A censura à imprensa na Rússia atinge até mesmo os veículos fechados e vinculados a jornalistas reconhecidos internacionalmente, como o vencedor do prêmio Nobel da Paz de 2021, Dmitry Muratov.
O Novaya Gazeta, fundado por um grupo de jornalistas em 1993, incluindo Muratov, foi multado em 300.000 rublos (cerca de R$ 25 mil) por um vídeo crítico à guerra na Ucrânia publicado em fevereiro.
A multa foi aplicada na quarta-feira (6) por um tribunal de Moscou mesmo com o veículo tendo suspendido suas operações há quase quatro meses, por determinação do órgão regulador da mídia russa, o Roskomnadzor.

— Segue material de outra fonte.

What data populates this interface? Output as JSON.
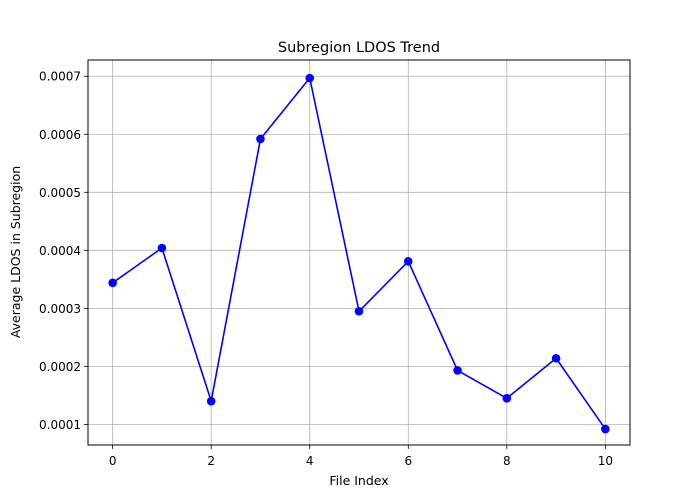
{
  "chart_data": {
    "type": "line",
    "title": "Subregion LDOS Trend",
    "xlabel": "File Index",
    "ylabel": "Average LDOS in Subregion",
    "x": [
      0,
      1,
      2,
      3,
      4,
      5,
      6,
      7,
      8,
      9,
      10
    ],
    "series": [
      {
        "values": [
          0.000344,
          0.000404,
          0.00014,
          0.000592,
          0.000697,
          0.000295,
          0.000381,
          0.000193,
          0.000145,
          0.000214,
          9.2e-05
        ],
        "color": "#0000ff",
        "marker": "circle"
      }
    ],
    "xlim": [
      -0.5,
      10.5
    ],
    "ylim": [
      6.45e-05,
      0.000728
    ],
    "xticks": [
      0,
      2,
      4,
      6,
      8,
      10
    ],
    "xtick_labels": [
      "0",
      "2",
      "4",
      "6",
      "8",
      "10"
    ],
    "yticks": [
      0.0001,
      0.0002,
      0.0003,
      0.0004,
      0.0005,
      0.0006,
      0.0007
    ],
    "ytick_labels": [
      "0.0001",
      "0.0002",
      "0.0003",
      "0.0004",
      "0.0005",
      "0.0006",
      "0.0007"
    ],
    "grid": true
  }
}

Vídeo do 1º dia da guerra é alvo de censura na Rússia
No dia 28 de março, o Novaya Gazeta informou que não publicaria mais conteúdo em suas versões impressas e online por tempo indeterminado, retomando suas atividades somente com o final da “operação especial no território da Ucrânia”. Pelas regras da legislação russa atualizada com o início do conflito, a guerra não pode ser chamada de guerra.
Dois avisos oficiais do Roskomnadzor por ano podem valer uma suspensão da licença de mídia. E o Novaya Gazeta já tinha recebido uma outra notificação no dia 22 de março.
Na ocasião, o jornal não informou o teor da última notificação ou qual reportagem teria motivado a abordagem do órgão regulador.
Semanas depois, profissionais que trabalhavam no veículo abriram uma filial fora da Rússia, o Novaya Gazeta Europe. O site russo continuou acessível de fora do país, mas apenas com o conteúdo que já estava no ar.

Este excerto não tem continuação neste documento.